Nos dice que esta es una era libertaria. Esto no obedece a que la democracia esté en marcha (en muchos lugares se halla en retroceso), o a que las munificencias del libre mercado hayan llegado a todos (tenemos una nueva clase de pobres), ni se debe a que ahora seamos libres para hacer lo que nos plazca (sobre todo porque resulta inevitable que los deseos entren en conflicto). No, la nuestra es una era libertaria por omisión: se han atrofiado las ideas o creencias o sentimientos que silenciaban la exigencia de una autonomía individual. No se dio ningún debate público ni se tomó votación alguna al respecto. Tras el fin de la Guerra Fría, simplemente nos encontramos en un mundo en el cual cada avance del principio de libertad en una esfera lo hace avanzar en otras, lo queramos o no. La única libertad que estamos perdiendo es la libertad de elegir nuestras libertades.

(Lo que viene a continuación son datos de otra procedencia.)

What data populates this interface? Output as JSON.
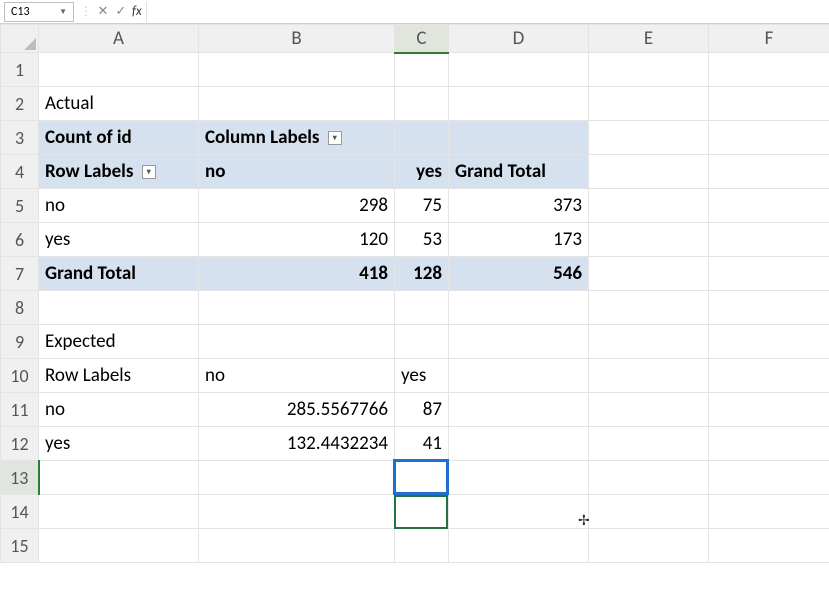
{
  "namebox": "C13",
  "formula": "",
  "columns": [
    "A",
    "B",
    "C",
    "D",
    "E",
    "F"
  ],
  "rows": [
    "1",
    "2",
    "3",
    "4",
    "5",
    "6",
    "7",
    "8",
    "9",
    "10",
    "11",
    "12",
    "13",
    "14",
    "15"
  ],
  "activeCol": "C",
  "activeRow": "13",
  "cells": {
    "A2": "Actual",
    "A3": "Count of id",
    "B3": "Column Labels",
    "A4": "Row Labels",
    "B4": "no",
    "C4": "yes",
    "D4": "Grand Total",
    "A5": "no",
    "B5": "298",
    "C5": "75",
    "D5": "373",
    "A6": "yes",
    "B6": "120",
    "C6": "53",
    "D6": "173",
    "A7": "Grand Total",
    "B7": "418",
    "C7": "128",
    "D7": "546",
    "A9": "Expected",
    "A10": "Row Labels",
    "B10": "no",
    "C10": "yes",
    "A11": "no",
    "B11": "285.5567766",
    "C11": "87",
    "A12": "yes",
    "B12": "132.4432234",
    "C12": "41"
  },
  "chart_data": [
    {
      "type": "table",
      "title": "Actual — Count of id",
      "row_labels": [
        "no",
        "yes",
        "Grand Total"
      ],
      "column_labels": [
        "no",
        "yes",
        "Grand Total"
      ],
      "values": [
        [
          298,
          75,
          373
        ],
        [
          120,
          53,
          173
        ],
        [
          418,
          128,
          546
        ]
      ]
    },
    {
      "type": "table",
      "title": "Expected",
      "row_labels": [
        "no",
        "yes"
      ],
      "column_labels": [
        "no",
        "yes"
      ],
      "values": [
        [
          285.5567766,
          87
        ],
        [
          132.4432234,
          41
        ]
      ]
    }
  ]
}
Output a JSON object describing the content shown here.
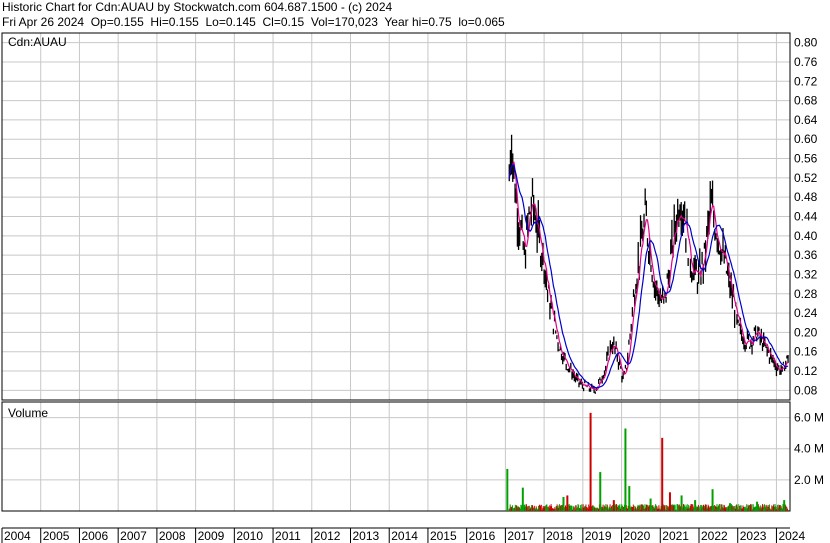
{
  "header": {
    "line1": "Historic Chart for Cdn:AUAU by Stockwatch.com 604.687.1500 - (c) 2024",
    "line2": "Fri Apr 26 2024  Op=0.155  Hi=0.155  Lo=0.145  Cl=0.15  Vol=170,023  Year hi=0.75  lo=0.065"
  },
  "chart_data": [
    {
      "type": "line",
      "title": "Cdn:AUAU",
      "ylim": [
        0.06,
        0.82
      ],
      "y_ticks": [
        "0.80",
        "0.76",
        "0.72",
        "0.68",
        "0.64",
        "0.60",
        "0.56",
        "0.52",
        "0.48",
        "0.44",
        "0.40",
        "0.36",
        "0.32",
        "0.28",
        "0.24",
        "0.20",
        "0.16",
        "0.12",
        "0.08"
      ],
      "y_tick_values": [
        0.8,
        0.76,
        0.72,
        0.68,
        0.64,
        0.6,
        0.56,
        0.52,
        0.48,
        0.44,
        0.4,
        0.36,
        0.32,
        0.28,
        0.24,
        0.2,
        0.16,
        0.12,
        0.08
      ],
      "xlim": [
        2004.0,
        2024.35
      ],
      "grid": true,
      "colors": {
        "price": "#000000",
        "ma_short": "#e0008a",
        "ma_long": "#0000cc"
      },
      "series": [
        {
          "x": [
            2017.1,
            2017.15,
            2017.2,
            2017.28,
            2017.38,
            2017.5,
            2017.6,
            2017.72,
            2017.85,
            2018.0,
            2018.1,
            2018.25,
            2018.4,
            2018.55,
            2018.7,
            2018.85,
            2019.0,
            2019.15,
            2019.3,
            2019.45,
            2019.6,
            2019.75,
            2019.9,
            2020.05,
            2020.15,
            2020.25,
            2020.35,
            2020.5,
            2020.62,
            2020.75,
            2020.85,
            2021.0,
            2021.1,
            2021.2,
            2021.35,
            2021.5,
            2021.62,
            2021.75,
            2021.85,
            2022.0,
            2022.15,
            2022.3,
            2022.5,
            2022.7,
            2022.9,
            2023.0,
            2023.15,
            2023.3,
            2023.5,
            2023.7,
            2023.85,
            2024.0,
            2024.15,
            2024.3
          ],
          "y": [
            0.52,
            0.62,
            0.55,
            0.47,
            0.42,
            0.35,
            0.44,
            0.47,
            0.4,
            0.35,
            0.28,
            0.22,
            0.17,
            0.14,
            0.12,
            0.1,
            0.09,
            0.085,
            0.08,
            0.1,
            0.13,
            0.18,
            0.15,
            0.1,
            0.14,
            0.22,
            0.3,
            0.38,
            0.44,
            0.36,
            0.3,
            0.27,
            0.26,
            0.31,
            0.4,
            0.48,
            0.45,
            0.36,
            0.33,
            0.31,
            0.36,
            0.46,
            0.4,
            0.33,
            0.26,
            0.21,
            0.19,
            0.18,
            0.2,
            0.17,
            0.15,
            0.13,
            0.12,
            0.15
          ]
        }
      ]
    },
    {
      "type": "bar",
      "title": "Volume",
      "ylim": [
        0,
        7000000
      ],
      "y_ticks": [
        "6.0 M",
        "4.0 M",
        "2.0 M"
      ],
      "y_tick_values": [
        6000000,
        4000000,
        2000000
      ],
      "x_tick_labels": [
        "2004",
        "2005",
        "2006",
        "2007",
        "2008",
        "2009",
        "2010",
        "2011",
        "2012",
        "2013",
        "2014",
        "2015",
        "2016",
        "2017",
        "2018",
        "2019",
        "2020",
        "2021",
        "2022",
        "2023",
        "2024"
      ],
      "x_tick_values": [
        2004,
        2005,
        2006,
        2007,
        2008,
        2009,
        2010,
        2011,
        2012,
        2013,
        2014,
        2015,
        2016,
        2017,
        2018,
        2019,
        2020,
        2021,
        2022,
        2023,
        2024
      ],
      "spikes": [
        {
          "x": 2017.05,
          "v": 2700000,
          "color": "#00a000"
        },
        {
          "x": 2017.45,
          "v": 1500000,
          "color": "#00a000"
        },
        {
          "x": 2018.5,
          "v": 900000,
          "color": "#00a000"
        },
        {
          "x": 2018.6,
          "v": 1000000,
          "color": "#cc0000"
        },
        {
          "x": 2019.2,
          "v": 6300000,
          "color": "#cc0000"
        },
        {
          "x": 2019.45,
          "v": 2500000,
          "color": "#00a000"
        },
        {
          "x": 2019.8,
          "v": 700000,
          "color": "#cc0000"
        },
        {
          "x": 2020.1,
          "v": 5300000,
          "color": "#00a000"
        },
        {
          "x": 2020.2,
          "v": 1600000,
          "color": "#00a000"
        },
        {
          "x": 2020.75,
          "v": 800000,
          "color": "#00a000"
        },
        {
          "x": 2021.05,
          "v": 4700000,
          "color": "#cc0000"
        },
        {
          "x": 2021.25,
          "v": 1200000,
          "color": "#cc0000"
        },
        {
          "x": 2021.55,
          "v": 1000000,
          "color": "#00a000"
        },
        {
          "x": 2021.9,
          "v": 700000,
          "color": "#00a000"
        },
        {
          "x": 2022.35,
          "v": 1400000,
          "color": "#00a000"
        },
        {
          "x": 2022.8,
          "v": 500000,
          "color": "#00a000"
        },
        {
          "x": 2023.5,
          "v": 600000,
          "color": "#00a000"
        },
        {
          "x": 2024.2,
          "v": 700000,
          "color": "#00a000"
        }
      ]
    }
  ]
}
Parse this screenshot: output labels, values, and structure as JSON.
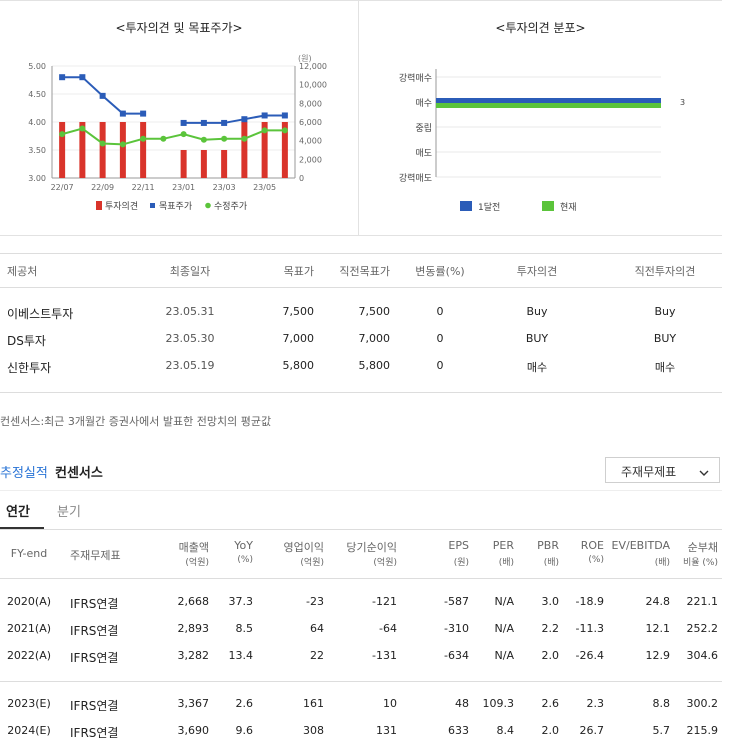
{
  "charts": {
    "left_title": "<투자의견 및 목표주가>",
    "right_title": "<투자의견 분포>",
    "unit_label": "(원)"
  },
  "chart_data": [
    {
      "type": "bar+line",
      "title": "<투자의견 및 목표주가>",
      "categories": [
        "22/07",
        "",
        "22/09",
        "",
        "22/11",
        "",
        "23/01",
        "",
        "23/03",
        "",
        "23/05",
        ""
      ],
      "x_tick_labels": [
        "22/07",
        "22/09",
        "22/11",
        "23/01",
        "23/03",
        "23/05"
      ],
      "y_left": {
        "ticks": [
          "5.00",
          "4.50",
          "4.00",
          "3.50",
          "3.00"
        ],
        "range": [
          3.0,
          5.0
        ]
      },
      "y_right": {
        "ticks": [
          "12,000",
          "10,000",
          "8,000",
          "6,000",
          "4,000",
          "2,000",
          "0"
        ],
        "range": [
          0,
          12000
        ]
      },
      "series": [
        {
          "name": "투자의견",
          "kind": "bar",
          "axis": "left",
          "color": "#d9342b",
          "values": [
            4.0,
            4.0,
            4.0,
            4.0,
            4.0,
            null,
            3.5,
            3.5,
            3.5,
            4.0,
            4.0,
            4.0
          ]
        },
        {
          "name": "목표주가",
          "kind": "line",
          "axis": "right",
          "color": "#2b5cb8",
          "values": [
            10800,
            10800,
            8800,
            6900,
            6900,
            null,
            5900,
            5900,
            5900,
            6300,
            6700,
            6700
          ]
        },
        {
          "name": "수정주가",
          "kind": "line",
          "axis": "right",
          "color": "#5bc43b",
          "values": [
            4700,
            5300,
            3700,
            3600,
            4200,
            4200,
            4700,
            4100,
            4200,
            4200,
            5100,
            5100
          ]
        }
      ],
      "legend": [
        "투자의견",
        "목표주가",
        "수정주가"
      ]
    },
    {
      "type": "bar",
      "title": "<투자의견 분포>",
      "categories": [
        "강력매수",
        "매수",
        "중립",
        "매도",
        "강력매도"
      ],
      "series": [
        {
          "name": "1달전",
          "color": "#2b5cb8",
          "values": [
            0,
            3,
            0,
            0,
            0
          ]
        },
        {
          "name": "현재",
          "color": "#5bc43b",
          "values": [
            0,
            3,
            0,
            0,
            0
          ]
        }
      ],
      "value_label": "3"
    }
  ],
  "broker_table": {
    "headers": [
      "제공처",
      "최종일자",
      "목표가",
      "직전목표가",
      "변동률(%)",
      "투자의견",
      "직전투자의견"
    ],
    "rows": [
      [
        "이베스트투자",
        "23.05.31",
        "7,500",
        "7,500",
        "0",
        "Buy",
        "Buy"
      ],
      [
        "DS투자",
        "23.05.30",
        "7,000",
        "7,000",
        "0",
        "BUY",
        "BUY"
      ],
      [
        "신한투자",
        "23.05.19",
        "5,800",
        "5,800",
        "0",
        "매수",
        "매수"
      ]
    ]
  },
  "consensus_note": "컨센서스:최근 3개월간 증권사에서 발표한 전망치의 평균값",
  "estimate": {
    "title_blue": "추정실적",
    "title_black": "컨센서스",
    "dropdown_value": "주재무제표",
    "tabs": [
      "연간",
      "분기"
    ],
    "headers": [
      {
        "l1": "FY-end",
        "l2": ""
      },
      {
        "l1": "주재무제표",
        "l2": ""
      },
      {
        "l1": "매출액",
        "l2": "(억원)"
      },
      {
        "l1": "YoY",
        "l2": "(%)"
      },
      {
        "l1": "영업이익",
        "l2": "(억원)"
      },
      {
        "l1": "당기순이익",
        "l2": "(억원)"
      },
      {
        "l1": "EPS",
        "l2": "(원)"
      },
      {
        "l1": "PER",
        "l2": "(배)"
      },
      {
        "l1": "PBR",
        "l2": "(배)"
      },
      {
        "l1": "ROE",
        "l2": "(%)"
      },
      {
        "l1": "EV/EBITDA",
        "l2": "(배)"
      },
      {
        "l1": "순부채",
        "l2": "비율 (%)"
      }
    ],
    "rows": [
      [
        "2020(A)",
        "IFRS연결",
        "2,668",
        "37.3",
        "-23",
        "-121",
        "-587",
        "N/A",
        "3.0",
        "-18.9",
        "24.8",
        "221.1"
      ],
      [
        "2021(A)",
        "IFRS연결",
        "2,893",
        "8.5",
        "64",
        "-64",
        "-310",
        "N/A",
        "2.2",
        "-11.3",
        "12.1",
        "252.2"
      ],
      [
        "2022(A)",
        "IFRS연결",
        "3,282",
        "13.4",
        "22",
        "-131",
        "-634",
        "N/A",
        "2.0",
        "-26.4",
        "12.9",
        "304.6"
      ],
      [
        "2023(E)",
        "IFRS연결",
        "3,367",
        "2.6",
        "161",
        "10",
        "48",
        "109.3",
        "2.6",
        "2.3",
        "8.8",
        "300.2"
      ],
      [
        "2024(E)",
        "IFRS연결",
        "3,690",
        "9.6",
        "308",
        "131",
        "633",
        "8.4",
        "2.0",
        "26.7",
        "5.7",
        "215.9"
      ]
    ]
  }
}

No a todo el mundo le gusta esto. La izquierda, sobre todo en Europa y en América Latina, quiere limitar la autonomía económica por el bien público. Sin embargo, de entrada rechaza los límites legales de la autonomía individual en otras esferas, como la vigilancia y la censura en internet, que también podrían servir al bien público. Esa izquierda quiere un ciberespacio sin controles en una economía controlada: una imposibilidad tecnológica y sociológica. En China, Estados Unidos o en cualquier otro lado, a la derecha le gustaría lo contrario: una economía permisiva con una cultura restrictiva, lo que, a la larga, también constituye una imposibilidad. Estamos como el hombre a bordo de un tren que avanza a gran velocidad y quiere detenerlo tirando del asiento de enfrente.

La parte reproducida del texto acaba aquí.